How to interpret the calculator result
- TSB well below threshold — routine care, recheck per local schedule.
- TSB 4-2 mg/dL below threshold — outpatient recheck likely in 12-24 hours.
- TSB 2 mg/dL below threshold — recheck earlier than planned (6-12 hours), counsel parents.
- TSB at or above phototherapy line — start phototherapy. Recheck TSB in 4-6 hours.
- TSB at or above escalation line — urgent NICU transfer, intensive phototherapy, prepare for possible exchange.
Limitations of this calculator
- This is a piecewise-linear approximation of the AAP 2022 nomogram curves — accurate to within ~0.5 mg/dL at band boundaries. For boundary cases, use the official AAP 2022 nomogram, BiliTool, or institutional protocol.
- Babies < 35 weeks gestational age follow the BAPM / NICE preterm pathway (lower thresholds).
- Conjugated bilirubin elevation (> 1 mg/dL or > 20% of total) is a SEPARATE pathway and indicates work-up for biliary atresia / sepsis / metabolic disease — NOT phototherapy.
- TcB underestimates TSB at higher values — confirm with serum bilirubin when near threshold.
- Educational only — doesn’t replace neonatal clinical judgement or institutional decision-support apps like BiliTool.
Sources
- Kemper AR, Newman TB, Slaughter JL, et al. Clinical Practice Guideline Revision: Management of Hyperbilirubinemia in the Newborn Infant 35 or More Weeks of Gestation. Pediatrics 2022;150:e2022058859.

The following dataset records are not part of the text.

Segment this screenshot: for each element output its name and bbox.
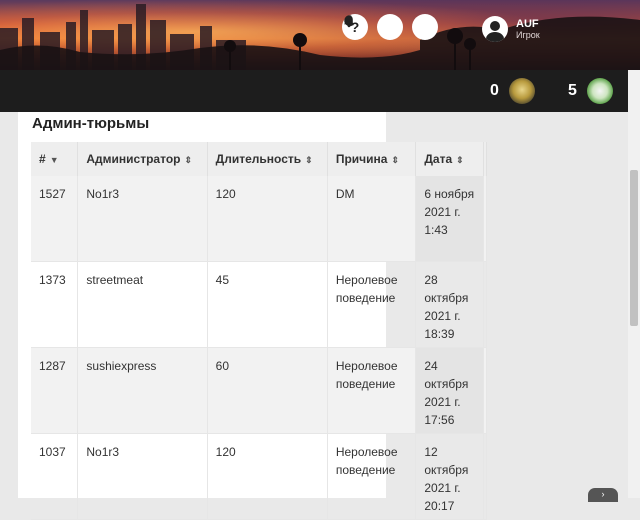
column-header-reason[interactable]: Причина ⇕ xyxy=(327,142,417,176)
table-row[interactable]: 1037 No1r3 120 Неролевое поведение 12 ок… xyxy=(31,433,488,520)
cell-duration: 120 xyxy=(207,433,328,520)
cell-date: 12 октября 2021 г. 20:17 xyxy=(415,433,484,520)
column-header-id[interactable]: # ▼ xyxy=(31,142,79,176)
hero-banner: ? AUF Игрок xyxy=(0,0,640,70)
cell-reason: DM xyxy=(327,176,417,262)
cell-admin: streetmeat xyxy=(77,261,208,348)
cell-admin: No1r3 xyxy=(77,433,208,520)
column-header-duration[interactable]: Длительность ⇕ xyxy=(207,142,328,176)
sort-icon: ⇕ xyxy=(391,155,399,165)
column-header-date[interactable]: Дата ⇕ xyxy=(415,142,484,176)
sort-icon: ⇕ xyxy=(456,155,464,165)
sort-icon: ⇕ xyxy=(305,155,313,165)
cell-reason: Неролевое поведение xyxy=(327,347,417,434)
user-menu[interactable]: AUF Игрок xyxy=(482,16,540,42)
table-row[interactable]: 1373 streetmeat 45 Неролевое поведение 2… xyxy=(31,261,488,348)
stat-character-value: 5 xyxy=(568,82,577,99)
character-badge-icon xyxy=(586,78,613,104)
column-header-admin[interactable]: Администратор ⇕ xyxy=(77,142,208,176)
rank-badge-icon xyxy=(508,78,535,104)
admin-jails-table: # ▼ Администратор ⇕ Длительность ⇕ Причина ⇕… xyxy=(31,142,488,520)
city-skyline-image xyxy=(0,4,640,70)
stat-character[interactable]: 5 xyxy=(568,70,613,112)
scroll-top-button[interactable]: › xyxy=(588,488,618,502)
theme-toggle-button[interactable] xyxy=(344,14,403,40)
table-header-row: # ▼ Администратор ⇕ Длительность ⇕ Причина ⇕… xyxy=(31,142,488,176)
scrollbar-thumb[interactable] xyxy=(630,170,638,326)
notifications-button[interactable] xyxy=(344,14,438,40)
cell-date: 6 ноября 2021 г. 1:43 xyxy=(415,176,484,262)
cell-admin: sushiexpress xyxy=(77,347,208,434)
cell-date: 24 октября 2021 г. 17:56 xyxy=(415,347,484,434)
table-row[interactable]: 1287 sushiexpress 60 Неролевое поведение… xyxy=(31,347,488,434)
cell-id: 1373 xyxy=(31,261,79,348)
stat-rank[interactable]: 0 xyxy=(490,70,535,112)
avatar xyxy=(482,16,508,42)
page-scrollbar[interactable] xyxy=(628,70,640,498)
cell-duration: 120 xyxy=(207,176,328,262)
page-title: Админ-тюрьмы xyxy=(32,115,150,132)
table-row[interactable]: 1527 No1r3 120 DM 6 ноября 2021 г. 1:43 xyxy=(31,176,488,262)
user-name: AUF xyxy=(516,17,539,30)
cell-date: 28 октября 2021 г. 18:39 xyxy=(415,261,484,348)
stats-bar: 0 5 xyxy=(0,70,628,112)
user-role: Игрок xyxy=(516,29,540,40)
stat-rank-value: 0 xyxy=(490,82,499,99)
cell-reason: Неролевое поведение xyxy=(327,433,417,520)
cell-id: 1287 xyxy=(31,347,79,434)
cell-id: 1037 xyxy=(31,433,79,520)
cell-reason: Неролевое поведение xyxy=(327,261,417,348)
sort-desc-icon: ▼ xyxy=(49,155,59,165)
sort-icon: ⇕ xyxy=(184,155,193,165)
cell-duration: 60 xyxy=(207,347,328,434)
cell-admin: No1r3 xyxy=(77,176,208,262)
cell-duration: 45 xyxy=(207,261,328,348)
cell-id: 1527 xyxy=(31,176,79,262)
bell-icon xyxy=(344,15,354,28)
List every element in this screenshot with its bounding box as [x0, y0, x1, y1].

- Bhutani VK, Johnson L, Sivieri EM. Predictive ability of a predischarge hour-specific serum bilirubin. Pediatrics 1999;103:6-14.
- NICE. Jaundice in newborn babies under 28 days (CG98). 2010, updated 2016.

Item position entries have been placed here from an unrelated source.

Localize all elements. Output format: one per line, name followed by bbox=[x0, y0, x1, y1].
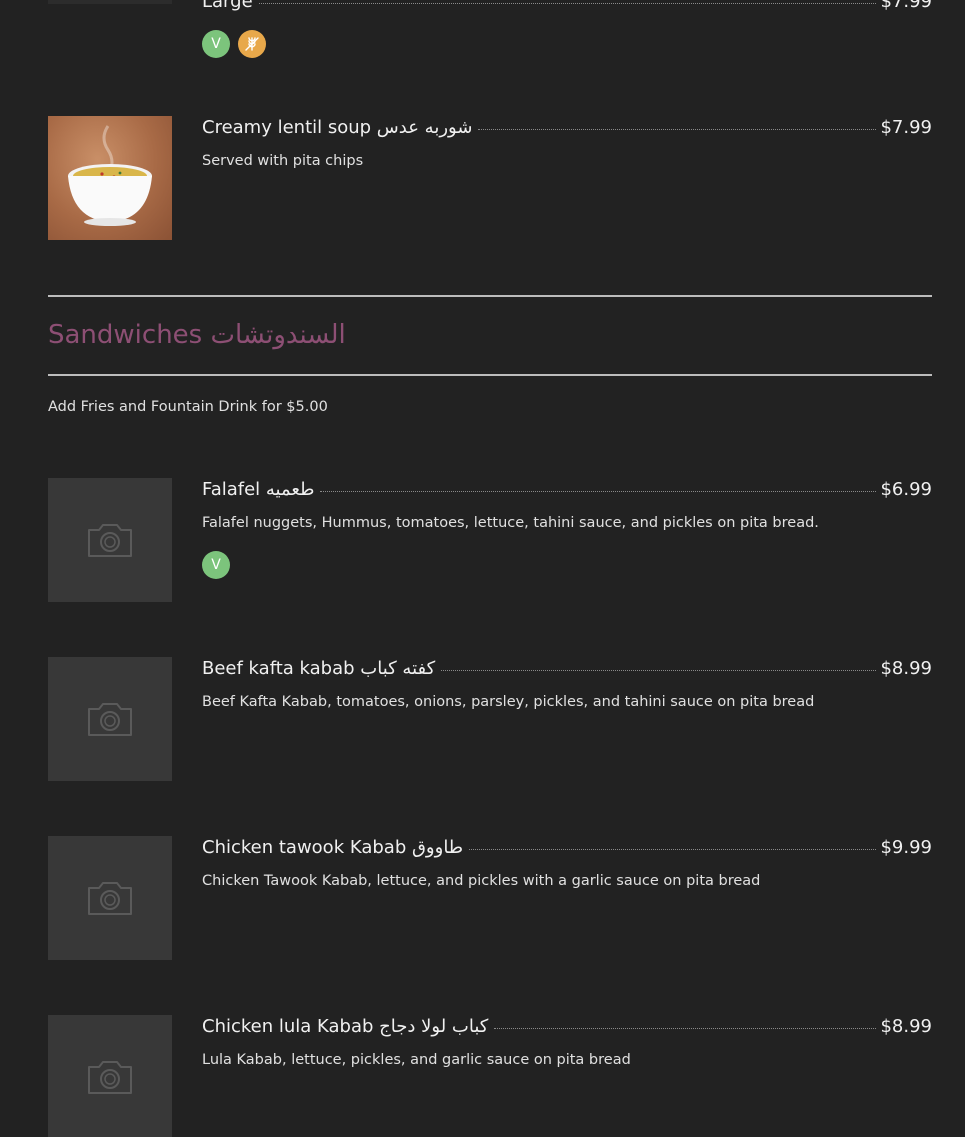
dotted-leader bbox=[320, 491, 877, 492]
menu-item-name: Chicken lula Kabab كباب لولا دجاج bbox=[202, 1016, 489, 1037]
menu-item-price: $7.99 bbox=[880, 0, 932, 12]
gluten-free-icon bbox=[238, 30, 266, 58]
menu-item-lentil-soup[interactable]: Creamy lentil soup شوربه عدس $7.99 Serve… bbox=[48, 116, 932, 240]
dotted-leader bbox=[258, 3, 877, 4]
section-divider-bottom bbox=[48, 374, 932, 376]
menu-item-price: $6.99 bbox=[880, 479, 932, 500]
menu-item-price: $7.99 bbox=[880, 117, 932, 138]
dotted-leader bbox=[441, 670, 877, 671]
menu-item-price: $8.99 bbox=[880, 658, 932, 679]
menu-item-description: Served with pita chips bbox=[202, 153, 364, 169]
section-title-sandwiches: Sandwiches السندوتشات bbox=[48, 320, 346, 350]
soup-photo[interactable] bbox=[48, 116, 172, 240]
menu-item-description: Falafel nuggets, Hummus, tomatoes, lettu… bbox=[202, 515, 819, 531]
menu-item-description: Lula Kabab, lettuce, pickles, and garlic… bbox=[202, 1052, 631, 1068]
menu-item-name: Falafel طعميه bbox=[202, 479, 315, 500]
menu-item-large[interactable]: Large $7.99 V bbox=[202, 0, 932, 58]
dotted-leader bbox=[478, 129, 877, 130]
menu-item-name: Creamy lentil soup شوربه عدس bbox=[202, 117, 473, 138]
menu-item-falafel[interactable]: Falafel طعميه $6.99 Falafel nuggets, Hum… bbox=[48, 478, 932, 602]
menu-item-name: Large bbox=[202, 0, 253, 12]
camera-icon bbox=[88, 703, 132, 736]
menu-item-price: $8.99 bbox=[880, 1016, 932, 1037]
menu-item-name: Beef kafta kabab كفته كباب bbox=[202, 658, 436, 679]
section-note: Add Fries and Fountain Drink for $5.00 bbox=[48, 399, 328, 415]
image-placeholder[interactable] bbox=[48, 478, 172, 602]
menu-item-thumbnail bbox=[48, 0, 172, 4]
menu-page: Large $7.99 V Creamy lentil soup شوربه ع… bbox=[0, 0, 965, 1137]
menu-item-description: Beef Kafta Kabab, tomatoes, onions, pars… bbox=[202, 694, 815, 710]
vegetarian-icon: V bbox=[202, 551, 230, 579]
menu-item-price: $9.99 bbox=[880, 837, 932, 858]
menu-item-chicken-lula[interactable]: Chicken lula Kabab كباب لولا دجاج $8.99 … bbox=[48, 1015, 932, 1137]
section-divider-top bbox=[48, 295, 932, 297]
image-placeholder[interactable] bbox=[48, 836, 172, 960]
menu-item-beef-kafta[interactable]: Beef kafta kabab كفته كباب $8.99 Beef Ka… bbox=[48, 657, 932, 781]
menu-item-name: Chicken tawook Kabab طاووق bbox=[202, 837, 464, 858]
dotted-leader bbox=[494, 1028, 877, 1029]
camera-icon bbox=[88, 1061, 132, 1094]
image-placeholder[interactable] bbox=[48, 1015, 172, 1137]
soup-bowl-image bbox=[68, 125, 152, 226]
menu-item-description: Chicken Tawook Kabab, lettuce, and pickl… bbox=[202, 873, 761, 889]
dotted-leader bbox=[469, 849, 877, 850]
camera-icon bbox=[88, 524, 132, 557]
camera-icon bbox=[88, 882, 132, 915]
menu-item-chicken-tawook[interactable]: Chicken tawook Kabab طاووق $9.99 Chicken… bbox=[48, 836, 932, 960]
image-placeholder[interactable] bbox=[48, 657, 172, 781]
vegetarian-icon: V bbox=[202, 30, 230, 58]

- Canadian Paediatric Society. Guidelines for detection, management and prevention of hyperbilirubinemia in term and late preterm newborn infants. 2024.
- Vyas DA, et al. Hidden in Plain Sight — Reconsidering the Use of Race Correction in Clinical Algorithms. N Engl J Med 2020.
- NHS UK. Newborn jaundice patient information.